Advances in sequencing technologies have led to a tremendous increase in the catalog of sequenced species[1]. However, although it is now relatively easy and accessible to recover a massive amount of sequences from the genome of a given species, producing a fully assembled genome sequence remains a serious challenge. This is notably because the current DNA sequencing technologies remain limited to reading stretches of only a few hundreds/thousands of base pairs. These short sequences (called reads) have to be pieced together by sophisticated computer programs called assemblers into longer stretches of continuous DNA sequences called contigs[2, 3]. In an ideal world, one would recover after assembly as many contigs as there are chromosomes in the species being sequenced. However, this is hardly ever the case: most of the genome sequences published are called “unfinished” as they are heavily fragmented, whereas the number of truly “finished” genomes remains remarkably low. Only the small, compact genomes of a few so-called “model” organisms have been fully assembled until now, mostly bacteria (such asHaemophilus influenzae andEscherichia coli[4, 5]) and fungi (e.g.,Saccharomyces cerevisiae[6]) along with a single metazoan to date, the nematodeCaenorhabditis elegans[7]. All other sequences consist of “drafts” of varying quality, including the human genome that still contains numerous gaps but is nevertheless the most complete mammalian reference assembly available[8, 9]. Assembly algorithms often lead to fragmented draft assemblies for several reasons, including heterozygosity, the presence of repeated sequences of various sizes/proportions, or strong sequence composition biases. In addition, there is so far no rigorous, quantitative metric to evaluate the quality of an assembly. As a result, genome assembly remains shrouded in magic and it is typical to try a variety of assembly algorithms on a given dataset and look for the “best” solution in a semi-empirical way[10].

Today's assembly algorithms fall roughly into two large categories that employ different paradigms[11, 12]. Assemblers based on the Overlap-Layout-Consensus (OLC) paradigm look for overlaps between reads that allow the gradual construction of extended sequences. These assemblers (such as CELERA[13] and MIRA[14]) were initially developed for the long, high-quality reads produced by Sanger sequencers[15]. They were subsequently adapted to deal with the shorter, more error-prone reads produced by 454 pyrosequencers[16], but the computational cost to apply them to the huge number of tiny reads (typically smaller than 150 bp[17]) produced by the new generations of sequencing machines became unbearable at the turn of the millennium. New assembly approaches were therefore explored, leading to the development of assemblers using De Bruijn Graphs (DBGs) from the work of Nicolaas de Bruijn[18]. First, the reads are split into smaller sequences of k elements (k-mers). The aim of the program is then to find the superstring of nucleotide that best recapitulates the available k-mers. In a DBG this task is achieved by finding an Eulerian path through the graph[18]. VELVET[19], ABySS[20], SOAPdenovo[21], ALLPATHS-LG[22], IDBA-UD[23] and SPAdes[24] are among the most popular algorithms using DBG representation.

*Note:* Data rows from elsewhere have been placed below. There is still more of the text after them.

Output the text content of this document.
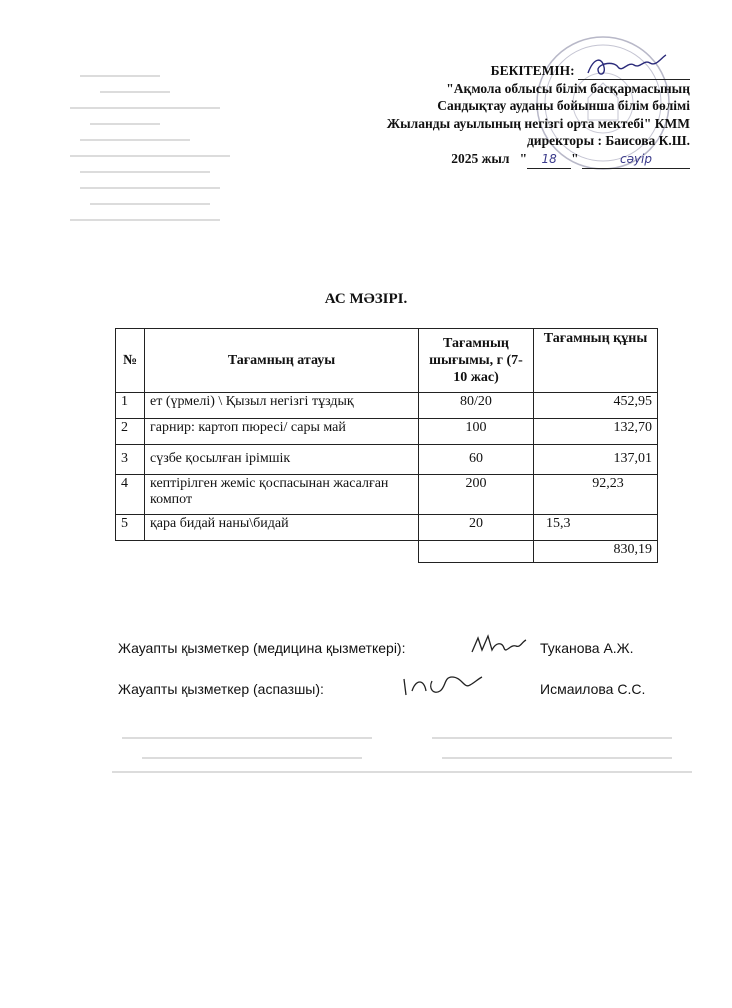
БЕКІТЕМІН:
"Ақмола облысы білім басқармасының
Сандықтау ауданы бойынша білім бөлімі
Жыланды ауылының негізгі орта мектебі" КММ
директоры : Баисова К.Ш.
2025 жыл   " 18 "	сәуір
АС МӘЗІРІ.
№	Тағамның атауы	Тағамның шығымы, г (7-10 жас)	Тағамның құны
1	ет (үрмелі) \ Қызыл негізгі тұздық	80/20	452,95
2	гарнир: картоп пюресі/ сары май	100	132,70
3	сүзбе қосылған ірімшік	60	137,01
4	кептірілген жеміс қоспасынан жасалған компот	200	92,23
5	қара бидай наны\бидай	20	15,3
			830,19
Жауапты қызметкер (медицина қызметкері):	Туканова А.Ж.
Жауапты қызметкер (аспазшы):	Исмаилова С.С.
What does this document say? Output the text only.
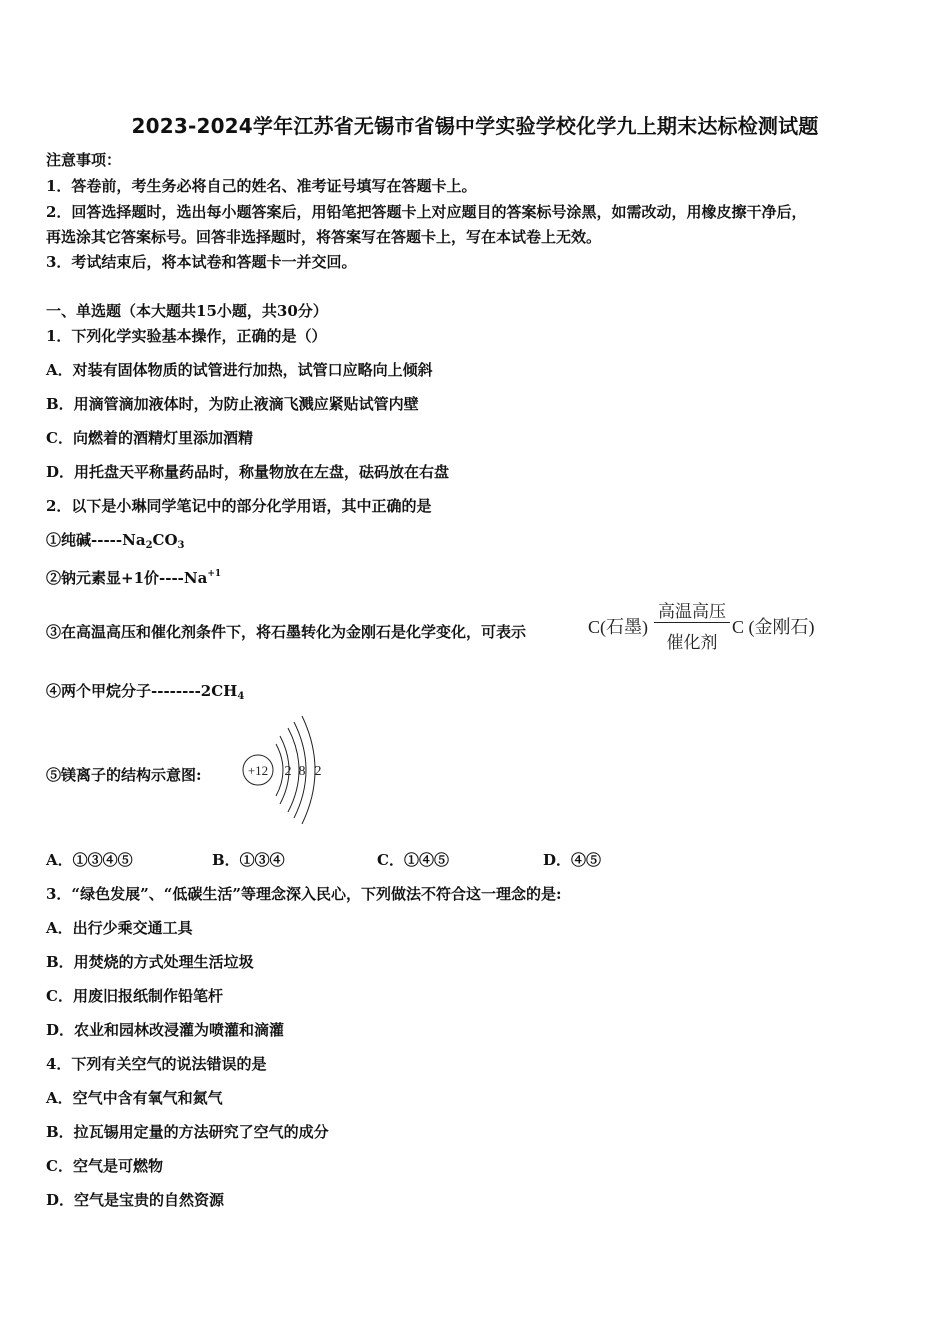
2023-2024学年江苏省无锡市省锡中学实验学校化学九上期末达标检测试题
注意事项：
1．答卷前，考生务必将自己的姓名、准考证号填写在答题卡上。
2．回答选择题时，选出每小题答案后，用铅笔把答题卡上对应题目的答案标号涂黑，如需改动，用橡皮擦干净后，
再选涂其它答案标号。回答非选择题时，将答案写在答题卡上，写在本试卷上无效。
3．考试结束后，将本试卷和答题卡一并交回。
一、单选题（本大题共15小题，共30分）
1．下列化学实验基本操作，正确的是（）
A．对装有固体物质的试管进行加热，试管口应略向上倾斜
B．用滴管滴加液体时，为防止液滴飞溅应紧贴试管内壁
C．向燃着的酒精灯里添加酒精
D．用托盘天平称量药品时，称量物放在左盘，砝码放在右盘
2．以下是小琳同学笔记中的部分化学用语，其中正确的是
①纯碱$-----Na_2CO_3$
②钠元素显+1价$----Na^{+1}$
③在高温高压和催化剂条件下，将石墨转化为金刚石是化学变化，可表示	C(石墨)
高温高压
催化剂
C (金刚石)
④两个甲烷分子$--------2CH_4$
⑤镁离子的结构示意图:	+12 2 8 2
A．①③④⑤	B．①③④	C．①④⑤	D．④⑤
3．“绿色发展”、“低碳生活”等理念深入民心，下列做法不符合这一理念的是:
A．出行少乘交通工具
B．用焚烧的方式处理生活垃圾
C．用废旧报纸制作铅笔杆
D．农业和园林改浸灌为喷灌和滴灌
4．下列有关空气的说法错误的是
A．空气中含有氧气和氮气
B．拉瓦锡用定量的方法研究了空气的成分
C．空气是可燃物
D．空气是宝贵的自然资源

Despite their empirical efficiency, these algorithms encounter a number of important limitations that in some cases strongly affect their results. Confronted with perfectly repeated sequences longer than the reads, all current approaches will lead in the best case to contig disruption and in the worst case to misassembled regions. In addition, the level of ploidy of the genome adds several layers of complexity to the problem. Finally, the outputs of existing assemblers are often fragmented and may contain many errors (ranging in size from single nucleotide substitutions to artifactual large-scale rearrangements or copy number variations) but statistical tools to robustly assess the validity of the assemblies are still missing, the development of which represents an active field of research[11, 25-28].

Since no present-day assembler is able to directly produce superstrings that correspond to complete chromosomal sequences of eukaryotes, a second step called “scaffolding” is generally attempted once contigs have been generated. Scaffolding aims at ordering and orienting the contigs as accurately as possible into “supercontigs”, or “scaffolds”, as well as estimating the distances between them in order to generate a more global sequence backbone representative of the genome sequenced. In recent years new techniques have been developed that strongly improved this step: mate-pair sequencing[29], optical mapping[33] and single-molecule, real-time sequencing (SMRT)[30]. Mate-pair sequencing consists in cutting the genome into long DNA fragments (typically 1 to 5 kb, but sometimes up to 10–20 kb) and sequencing their extremities. The resulting pairs of sequences are therefore known to be separated by a genomic distance roughly equal to the size that was selected for, and this information can be used to detect structural variants[29] or to connect contigs over repeated regions (thereby improvingde novo genome assembly; e.g.[31]). Optical mapping is another approach for scaffolding contigs[32-34] that can also be used to validate and/or correct contigs as well as to phase them into haplotypes[35]. In this approach, the DNA molecules of interest are first labeled with fluorescent probes directed toward specific sequences. These molecules are then stretched and elongated using microfluidic devices so that optical imaging of the probes allows determining the relative positions of their target sequences. Optical mapping has been successfully used in several genome sequencing projects, such as the domestic goat[36] and rice[37]. Finally, SMRT sequencing[30] generates long reads (up to 20 kb long) that can be used either to generatede novo assemblies of small genomes[38] and to scaffold contigs and fill up gaps in scaffolds obtained from large genomes[8], thereby efficiently solving many of the problems posed by repeats in assembling genomes.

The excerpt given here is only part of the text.